Según informó el diario The Washington Post, las deportaciones sumarias o “expulsiones” empezaron a aplicar el 21 de marzo anterior y la medida se amparó en “normas de emergencia adoptadas para evitar su propagación”.
Asimismo, se precisó que la Oficina de Aduanas y Protección Fronteriza (CBP, en inglés) tiene, al menos, 100 personas bajo su custodia, esperando un proceso de deportación.
Mark Morgan, comisionado interno de la CBP detalló al medio que “no se trata de inmigración, sino de salud pública y presentar estrategias agresivas de mitigación y contención”.
“Los que están indocumentados o no tienen documentos o autorización son rechazados (…) “, dijo.
Otro punto evidenciado es el cierre de puertas a personas solicitantes de asilo y refugiados.
Las medidas han generado críticas en el Partido demócrata y otros sectores sociales, los cuales han asegurado que la política migratoria estadounidense en media pandemia es “una tragedia”.
La catedrática de Derecho del Boston College, Kari Hong advirtió que Estados Unidos ha abandonando su “compromiso legal de dar asilo a las personas cuyas vidas están en peligro en otros países”.

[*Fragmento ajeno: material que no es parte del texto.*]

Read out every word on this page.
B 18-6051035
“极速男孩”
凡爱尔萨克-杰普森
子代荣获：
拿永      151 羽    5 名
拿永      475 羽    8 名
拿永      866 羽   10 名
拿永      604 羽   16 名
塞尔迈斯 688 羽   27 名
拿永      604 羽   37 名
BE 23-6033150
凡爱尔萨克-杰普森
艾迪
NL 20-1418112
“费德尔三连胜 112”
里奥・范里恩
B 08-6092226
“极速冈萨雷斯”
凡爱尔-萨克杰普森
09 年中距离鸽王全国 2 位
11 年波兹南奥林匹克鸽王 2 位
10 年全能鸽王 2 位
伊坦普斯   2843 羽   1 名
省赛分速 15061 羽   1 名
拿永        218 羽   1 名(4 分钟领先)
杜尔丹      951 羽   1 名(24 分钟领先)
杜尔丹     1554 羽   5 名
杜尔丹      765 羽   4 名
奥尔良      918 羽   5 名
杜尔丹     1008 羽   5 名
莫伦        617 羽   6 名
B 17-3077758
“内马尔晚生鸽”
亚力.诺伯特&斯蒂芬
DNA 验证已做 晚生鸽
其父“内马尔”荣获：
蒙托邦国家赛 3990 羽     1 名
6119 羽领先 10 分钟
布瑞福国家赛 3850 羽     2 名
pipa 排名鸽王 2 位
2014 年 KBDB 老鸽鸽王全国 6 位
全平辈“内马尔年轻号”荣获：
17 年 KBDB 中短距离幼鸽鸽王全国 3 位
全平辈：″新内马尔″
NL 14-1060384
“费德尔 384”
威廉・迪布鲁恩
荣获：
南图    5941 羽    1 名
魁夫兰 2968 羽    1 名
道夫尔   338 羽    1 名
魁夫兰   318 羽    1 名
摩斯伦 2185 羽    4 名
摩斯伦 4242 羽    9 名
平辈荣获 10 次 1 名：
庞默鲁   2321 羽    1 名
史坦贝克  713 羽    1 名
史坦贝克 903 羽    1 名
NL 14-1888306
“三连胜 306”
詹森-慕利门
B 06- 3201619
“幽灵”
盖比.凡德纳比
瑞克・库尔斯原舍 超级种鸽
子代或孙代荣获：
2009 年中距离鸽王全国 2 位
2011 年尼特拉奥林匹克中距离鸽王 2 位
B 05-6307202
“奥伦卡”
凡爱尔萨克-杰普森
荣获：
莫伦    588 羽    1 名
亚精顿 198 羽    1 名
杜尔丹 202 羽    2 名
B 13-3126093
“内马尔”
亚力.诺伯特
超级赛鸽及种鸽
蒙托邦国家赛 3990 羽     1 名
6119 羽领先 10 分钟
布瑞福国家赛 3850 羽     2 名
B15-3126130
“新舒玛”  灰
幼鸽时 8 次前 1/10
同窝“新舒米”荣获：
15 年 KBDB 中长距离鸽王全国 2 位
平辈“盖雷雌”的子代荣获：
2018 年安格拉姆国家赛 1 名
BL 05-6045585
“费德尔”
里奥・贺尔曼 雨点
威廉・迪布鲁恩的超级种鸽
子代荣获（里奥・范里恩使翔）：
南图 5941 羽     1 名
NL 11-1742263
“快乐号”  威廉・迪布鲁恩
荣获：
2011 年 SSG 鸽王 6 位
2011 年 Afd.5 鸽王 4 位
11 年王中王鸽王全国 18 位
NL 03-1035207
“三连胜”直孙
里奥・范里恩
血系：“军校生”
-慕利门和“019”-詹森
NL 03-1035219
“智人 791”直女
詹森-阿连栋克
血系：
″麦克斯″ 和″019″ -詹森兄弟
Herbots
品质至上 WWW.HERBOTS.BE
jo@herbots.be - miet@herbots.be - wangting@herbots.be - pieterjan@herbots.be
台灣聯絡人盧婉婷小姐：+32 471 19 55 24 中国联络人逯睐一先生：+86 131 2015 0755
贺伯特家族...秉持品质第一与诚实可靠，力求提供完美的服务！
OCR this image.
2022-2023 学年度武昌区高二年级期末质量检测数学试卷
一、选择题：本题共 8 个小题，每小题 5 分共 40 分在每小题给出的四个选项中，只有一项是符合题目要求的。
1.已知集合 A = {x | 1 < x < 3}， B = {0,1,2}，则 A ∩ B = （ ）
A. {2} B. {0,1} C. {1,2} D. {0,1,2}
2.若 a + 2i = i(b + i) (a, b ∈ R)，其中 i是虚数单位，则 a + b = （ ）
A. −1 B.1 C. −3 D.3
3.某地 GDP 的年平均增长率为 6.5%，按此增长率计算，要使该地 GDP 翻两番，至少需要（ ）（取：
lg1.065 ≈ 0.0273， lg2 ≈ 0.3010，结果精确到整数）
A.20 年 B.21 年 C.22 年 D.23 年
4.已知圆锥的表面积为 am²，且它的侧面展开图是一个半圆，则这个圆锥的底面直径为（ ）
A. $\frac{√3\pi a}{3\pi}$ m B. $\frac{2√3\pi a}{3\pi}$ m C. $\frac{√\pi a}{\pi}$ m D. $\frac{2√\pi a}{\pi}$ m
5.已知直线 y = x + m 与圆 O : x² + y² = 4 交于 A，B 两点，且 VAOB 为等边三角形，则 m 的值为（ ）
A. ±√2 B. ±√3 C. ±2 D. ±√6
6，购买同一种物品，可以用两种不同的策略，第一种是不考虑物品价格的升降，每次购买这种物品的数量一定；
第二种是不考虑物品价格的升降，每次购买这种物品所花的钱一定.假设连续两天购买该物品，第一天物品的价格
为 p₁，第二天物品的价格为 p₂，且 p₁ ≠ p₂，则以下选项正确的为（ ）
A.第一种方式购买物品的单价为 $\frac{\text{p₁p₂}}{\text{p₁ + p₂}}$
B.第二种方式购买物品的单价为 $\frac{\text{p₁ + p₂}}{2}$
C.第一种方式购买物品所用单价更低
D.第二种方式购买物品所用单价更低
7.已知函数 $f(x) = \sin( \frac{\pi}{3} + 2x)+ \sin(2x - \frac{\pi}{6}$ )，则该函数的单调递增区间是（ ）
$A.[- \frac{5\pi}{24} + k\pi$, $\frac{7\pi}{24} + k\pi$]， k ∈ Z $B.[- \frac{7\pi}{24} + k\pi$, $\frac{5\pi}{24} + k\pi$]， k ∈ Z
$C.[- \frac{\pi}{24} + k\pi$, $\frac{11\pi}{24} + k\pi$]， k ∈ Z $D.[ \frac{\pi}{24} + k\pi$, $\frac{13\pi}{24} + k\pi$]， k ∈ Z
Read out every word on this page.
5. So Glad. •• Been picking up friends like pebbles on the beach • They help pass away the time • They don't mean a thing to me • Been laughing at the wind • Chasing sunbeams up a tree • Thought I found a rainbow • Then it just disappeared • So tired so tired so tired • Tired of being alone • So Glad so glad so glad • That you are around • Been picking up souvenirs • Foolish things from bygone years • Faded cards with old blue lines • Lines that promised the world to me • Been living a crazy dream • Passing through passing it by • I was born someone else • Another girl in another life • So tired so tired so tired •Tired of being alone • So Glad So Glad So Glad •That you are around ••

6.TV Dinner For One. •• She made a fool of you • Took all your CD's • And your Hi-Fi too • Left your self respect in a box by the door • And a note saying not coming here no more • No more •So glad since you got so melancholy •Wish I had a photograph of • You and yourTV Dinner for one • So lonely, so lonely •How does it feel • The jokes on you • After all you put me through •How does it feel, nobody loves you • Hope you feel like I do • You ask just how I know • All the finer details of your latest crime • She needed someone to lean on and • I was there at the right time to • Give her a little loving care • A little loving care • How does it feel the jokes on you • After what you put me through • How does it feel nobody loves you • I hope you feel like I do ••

En la misma línea, Paola Luisi, codirectora de la coalición Families Belong Together, agregó que la administración Trump está “utilizando una pandemia mundial para avanzar en una agenda de supremacía blanca sin tener en cuenta el bienestar de los niños y las familias”.
El 18 de marzo anterior, el presidente de los Estados Unidos, Donald Trump manifestó que negará el ingreso de todos los solicitantes de asilo debido a la crisis del coronavirus.
La medida abarca tanto la frontera con México como la de Canadá y además, se permite a las autoridades expulsar a los inmigrantes indocumentados, sin ningún periodo de detención ni el debido proceso.